Moldova has established two departments responsible for overseeing the activities of participants in the ICT sector. The first structure, within the Ministry of Internal Affairs, is charged with prevention of interregional and informational infringements. The other body, within the Center on Prevention of Economic Crimes and Corruption, has special powers to prevent infringements in the IT and other fields.

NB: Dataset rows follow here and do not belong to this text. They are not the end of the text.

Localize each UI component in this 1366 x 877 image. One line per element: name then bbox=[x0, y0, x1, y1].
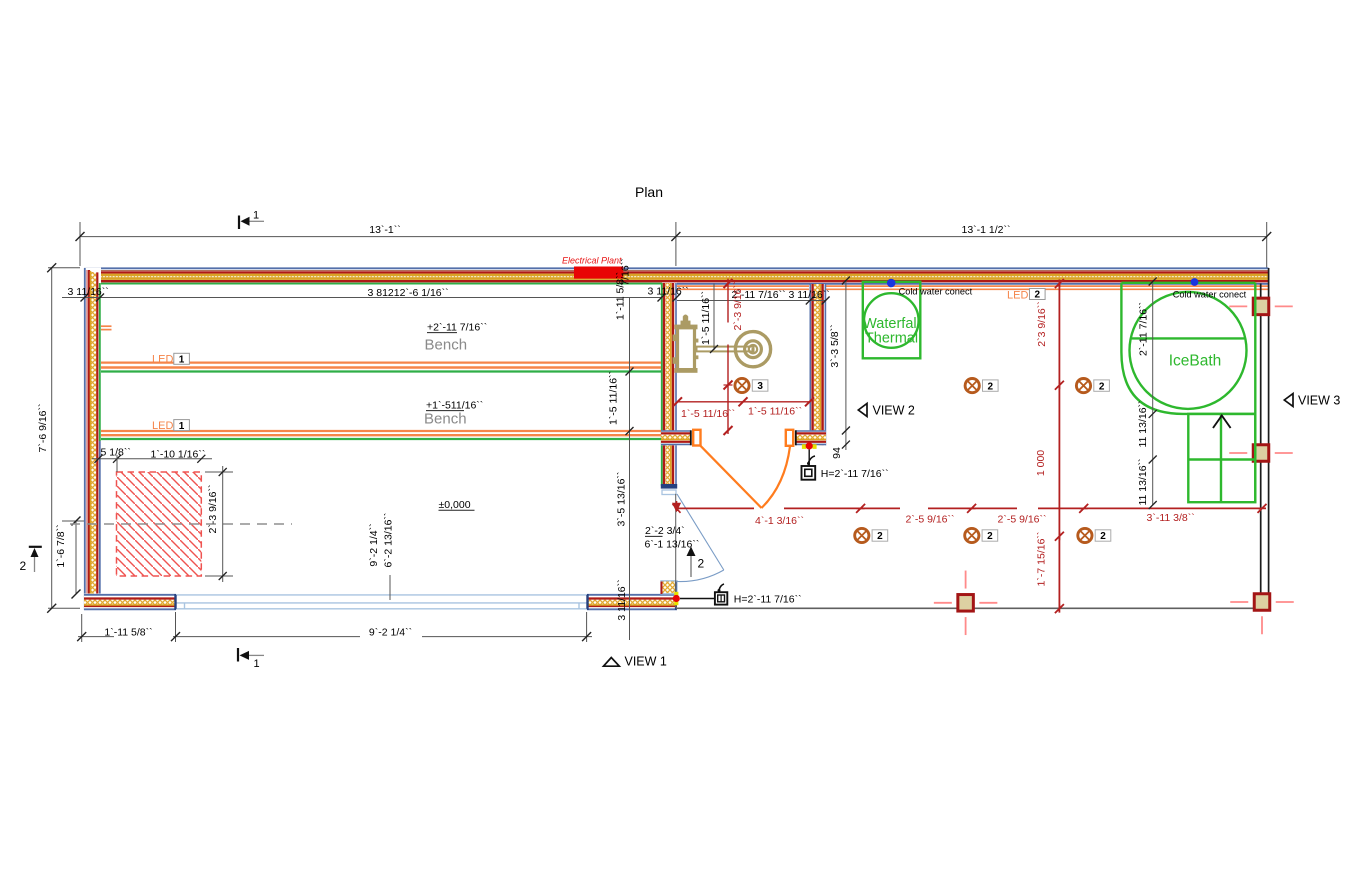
svg-text:3`-5 13/16``: 3`-5 13/16`` bbox=[616, 472, 628, 527]
svg-text:1: 1 bbox=[253, 210, 259, 222]
svg-text:1`-5 11/16``: 1`-5 11/16`` bbox=[700, 291, 712, 345]
svg-text:H=2`-11 7/16``: H=2`-11 7/16`` bbox=[821, 468, 889, 480]
svg-text:5 1/8``: 5 1/8`` bbox=[101, 447, 131, 459]
svg-text:VIEW 2: VIEW 2 bbox=[873, 404, 915, 418]
svg-text:2`-3 9/16``: 2`-3 9/16`` bbox=[732, 281, 744, 330]
svg-text:1: 1 bbox=[254, 658, 260, 670]
svg-text:2`-5 9/16``: 2`-5 9/16`` bbox=[906, 514, 955, 526]
svg-text:94: 94 bbox=[831, 447, 843, 459]
svg-text:3`-11 3/8``: 3`-11 3/8`` bbox=[1147, 512, 1195, 524]
svg-text:2`-11 7/16``: 2`-11 7/16`` bbox=[1138, 302, 1150, 356]
svg-text:LED: LED bbox=[152, 420, 173, 432]
svg-text:2: 2 bbox=[1035, 290, 1041, 301]
svg-text:Plan: Plan bbox=[635, 184, 663, 200]
svg-text:1: 1 bbox=[179, 421, 185, 432]
svg-text:3 11/16``: 3 11/16`` bbox=[648, 286, 689, 298]
svg-text:3 11/16``: 3 11/16`` bbox=[616, 579, 628, 620]
svg-text:4`-1 3/16``: 4`-1 3/16`` bbox=[755, 515, 804, 527]
svg-text:13`-1 1/2``: 13`-1 1/2`` bbox=[961, 224, 1010, 236]
svg-text:2`3 9/16``: 2`3 9/16`` bbox=[1036, 301, 1048, 347]
svg-text:1`-5 11/16``: 1`-5 11/16`` bbox=[748, 406, 802, 418]
svg-text:11 13/16``: 11 13/16`` bbox=[1137, 400, 1149, 447]
svg-text:13`-1``: 13`-1`` bbox=[369, 224, 401, 236]
svg-text:Electrical Plant: Electrical Plant bbox=[562, 256, 622, 266]
svg-text:9`-2 1/4``: 9`-2 1/4`` bbox=[369, 627, 412, 639]
svg-text:2: 2 bbox=[1100, 531, 1106, 542]
svg-text:2: 2 bbox=[877, 531, 883, 542]
svg-text:1`-5 11/16``: 1`-5 11/16`` bbox=[608, 371, 620, 425]
svg-text:2`-2 3/4`: 2`-2 3/4` bbox=[645, 525, 685, 537]
svg-text:Bench: Bench bbox=[424, 411, 467, 428]
svg-text:Bench: Bench bbox=[425, 337, 468, 354]
svg-text:VIEW 3: VIEW 3 bbox=[1298, 394, 1340, 408]
svg-text:1`-7 15/16``: 1`-7 15/16`` bbox=[1036, 532, 1048, 587]
svg-text:1`-10 1/16``: 1`-10 1/16`` bbox=[151, 449, 206, 461]
svg-text:LED: LED bbox=[152, 354, 173, 366]
svg-text:3`-3 5/8``: 3`-3 5/8`` bbox=[829, 324, 841, 367]
svg-text:11 13/16``: 11 13/16`` bbox=[1137, 458, 1149, 505]
svg-text:Cold water conect: Cold water conect bbox=[899, 287, 973, 297]
svg-text:3 81212`-6 1/16``: 3 81212`-6 1/16`` bbox=[368, 287, 449, 299]
svg-text:VIEW 1: VIEW 1 bbox=[625, 655, 667, 669]
svg-text:2: 2 bbox=[987, 531, 993, 542]
svg-text:2`-5 9/16``: 2`-5 9/16`` bbox=[998, 514, 1047, 526]
svg-text:±0,000: ±0,000 bbox=[439, 499, 471, 511]
svg-text:3 11/16``: 3 11/16`` bbox=[68, 286, 109, 298]
svg-text:1 000: 1 000 bbox=[1035, 450, 1047, 476]
svg-text:2`-3 9/16``: 2`-3 9/16`` bbox=[207, 484, 219, 533]
svg-text:1`-5 11/16``: 1`-5 11/16`` bbox=[681, 408, 735, 420]
svg-text:Thermal: Thermal bbox=[865, 331, 918, 347]
svg-text:1`-6 7/8``: 1`-6 7/8`` bbox=[55, 524, 67, 567]
svg-text:1`-11 5/8``: 1`-11 5/8`` bbox=[104, 627, 152, 639]
svg-text:+2`-11 7/16``: +2`-11 7/16`` bbox=[427, 322, 487, 334]
svg-text:2: 2 bbox=[20, 559, 27, 573]
svg-text:3: 3 bbox=[757, 381, 763, 392]
svg-text:H=2`-11 7/16``: H=2`-11 7/16`` bbox=[734, 594, 802, 606]
svg-text:6`-2 13/16``: 6`-2 13/16`` bbox=[383, 513, 395, 568]
svg-text:2: 2 bbox=[1099, 381, 1105, 392]
svg-text:LED: LED bbox=[1007, 290, 1028, 302]
svg-text:9`-2 1/4``: 9`-2 1/4`` bbox=[368, 523, 380, 566]
svg-text:2`-11 7/16`` 3 11/16``: 2`-11 7/16`` 3 11/16`` bbox=[732, 289, 830, 301]
svg-text:2: 2 bbox=[988, 381, 994, 392]
svg-text:2: 2 bbox=[698, 557, 705, 571]
svg-text:IceBath: IceBath bbox=[1169, 353, 1222, 370]
svg-text:1: 1 bbox=[179, 355, 185, 366]
svg-text:6`-1 13/16``: 6`-1 13/16`` bbox=[645, 539, 700, 551]
svg-text:7`-6 9/16``: 7`-6 9/16`` bbox=[37, 403, 49, 452]
svg-text:7/16``: 7/16`` bbox=[620, 258, 632, 285]
svg-text:Cold water conect: Cold water conect bbox=[1173, 290, 1247, 300]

Moldova also possesses a comprehensive centralized database of information on all its citizens. This system, called "registru" (registry), has been heavily criticized by human rights groups for being too comprehensive and lacking oversight. Privacy rights are poorly developed in Moldova, and not yet defined in law. The information held by the registru is extremely comprehensive and brings together data collected by all state agencies. Consequently, human rights groups fear that it represents unwarranted and unprecedented surveillance. The system has proven highly successful, and it is a model for governments in the CIS. It has been exported to several other countries in the region. The current Moldovan president, a former internal ministry general, supports the registru—in part because it was originally developed within the Ministry of Internal Affairs.

In 2007 and 2008, the OpenNet Initiative carried out testing on three first-tier ISPs in Moldova: Moldtelecom, Telemedia and DNT SunCommunications. Results did not reveal any filtering carried out on the Internet backbone. In Internet cafés, access is limited more by surveillance than by direct filtering. Specific content is prohibited, and, if it is accessed, the user is fined. Approximately 56% of Internet cafés’ administrators surveyed by ONI admitted to filtering and surveillance activities in 2006. Other administrators stated that they noted that some Web sites were inaccessible, but would not confirm that they used any specific filtering system in the Internet cafés.